Há um momento no filme Tony Manero em que o protagonista está na sala de estar de uma idosa a quem ele ajudou a regressar a casa, após uma agressão, fundamental para percebermos esta obra de uma violência em surdina, sempre latente: a mulher pergunta-lhe, com algum encanto, se ele sabia que os olhos do general Pinochet são azuis. Inesperadamente, Raúl Peralta - bailarino amador obcecado pela personagem interpretada por John Travolta em Febre de Sábado à Noite (1977), de John Badham - espanca a mulher até à morte. Trata-se de uma das cenas iniciais desta fita maior de Pablo Larraín, que nos coloca no Estado de Sítio que o Chile vivia nos anos 70 do século XX durante a ditadura feroz de Pinochet. Segundos antes, a mesma mulher tinha-lhe oferecido uma lata de atum fora de prazo, convidando-o a instalar-se confortavelmente no sofá, em frente a uma pequena televisão a cores. É esta novidade tecnológica, na altura, que reinstala o artifício: um regime impõe uma felicidade encenada e a cores. Raúl, homem de meia-idade frio e amoral, prefere o sonho americano vendido por Hollywood ao ritmo do disco sound.

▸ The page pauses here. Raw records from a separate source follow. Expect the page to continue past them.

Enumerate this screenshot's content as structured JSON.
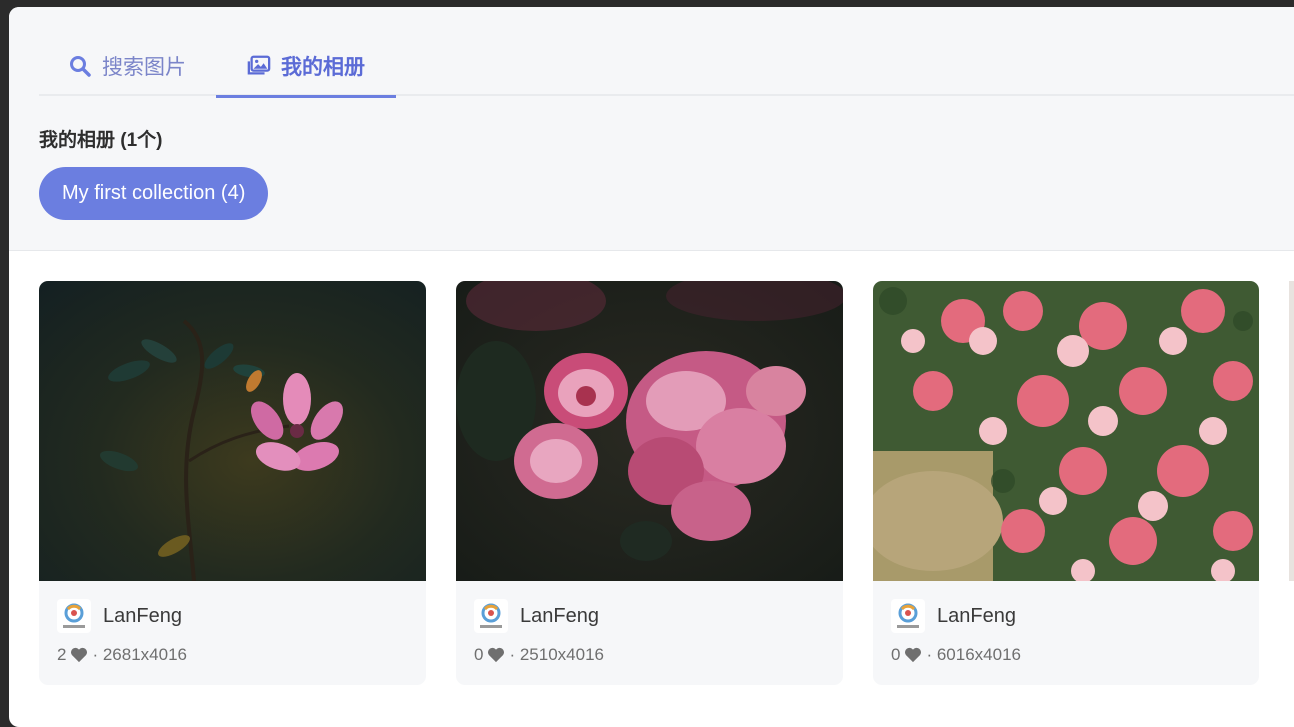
{
  "tabs": {
    "search_label": "搜索图片",
    "album_label": "我的相册"
  },
  "section": {
    "title": "我的相册 (1个)"
  },
  "collection": {
    "label": "My first collection (4)"
  },
  "photos": [
    {
      "author": "LanFeng",
      "likes": "2",
      "resolution": "· 2681x4016"
    },
    {
      "author": "LanFeng",
      "likes": "0",
      "resolution": "· 2510x4016"
    },
    {
      "author": "LanFeng",
      "likes": "0",
      "resolution": "· 6016x4016"
    }
  ],
  "colors": {
    "accent": "#6b7ee0",
    "panel": "#f6f7f9"
  }
}
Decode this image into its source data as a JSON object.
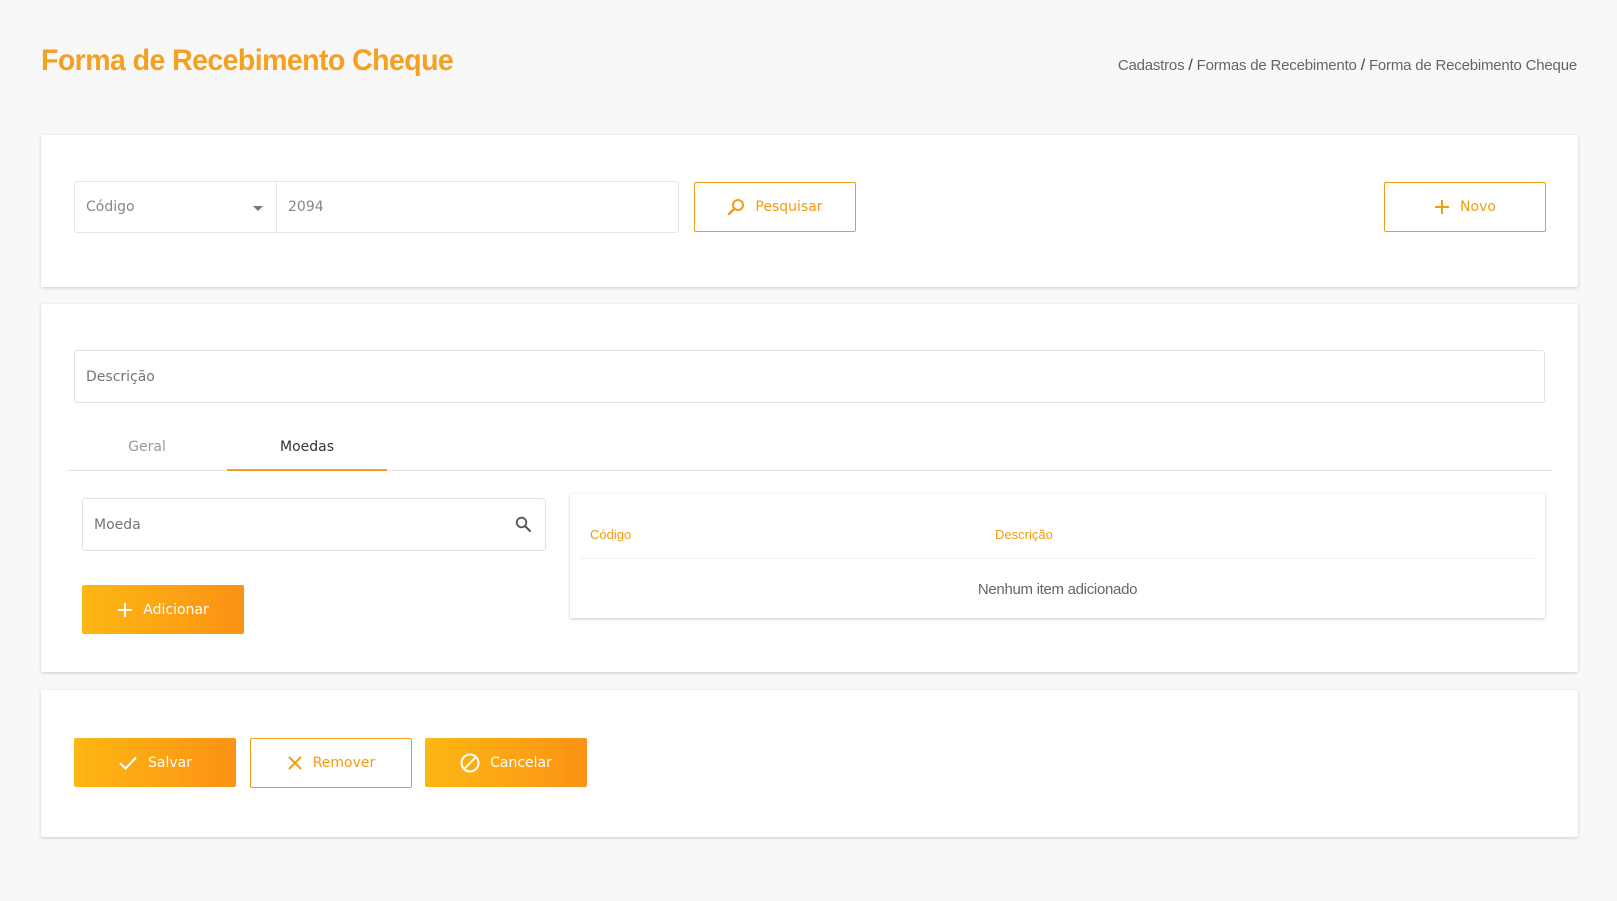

Numa outra cena, a proprietária do bar de bairro, onde Raúl tenta recriar as coreografias do filme de Badham, diz-lhe que ele precisa de encontrar um emprego, até porque está a envelhecer e, um dia, ninguém se vai lembrar de Tony Manero e daquela música que não passa de uma moda passageira. Raúl responde: "Não é uma moda." É esta incapacidade em ler o real que faz de Raúl/Tony mero simulacro de um país em perda de identidade cultural. Aliás, o protagonista prefere a pop industrial dos Bee Gees à folk nacional.
Analisemos ainda outro momento do filme: Raúl vai ao cinema rever pela enésima vez Febre de Sábado à Noite, mas o filme já saiu de cartaz e foi substituído por outra película com Travolta, desta vez Grease (1978), de Randal Kleiser. Raúl não gosta dos personagens nem das canções, e descarrega a sua fúria no projecionista, assassinando-o e saindo da cabine de projeção com a bobine do filme de Badham. Em casa, procura ver os fotogramas à luz do candeeiro, como se aquela fosse a realidade para onde, definitivamente, Raúl se transmutou.
Entretanto, este Tony chileno, que sonha em participar num concurso televisivo de imitadores de Travolta, vai deixando atrás de si um rasto de cadáveres, pessoas que vai assassinando como meio de materializar o sonho americano comercializado pelo regime chileno.
Raúl é desalmado, cruel e impiedoso; embora impotente, seduz a filha da amante; não hesita em eliminar a concorrência de outros imitadores, defecando num fato branco igual ao do Travolta dançarino de Febre de Sábado à Noite. Sempre de câmara à mão e imagem granulada, Larraín desconstrói a ditadura de Pinochet a partir de uma certa perceção simbólica do icónico filme de Badham.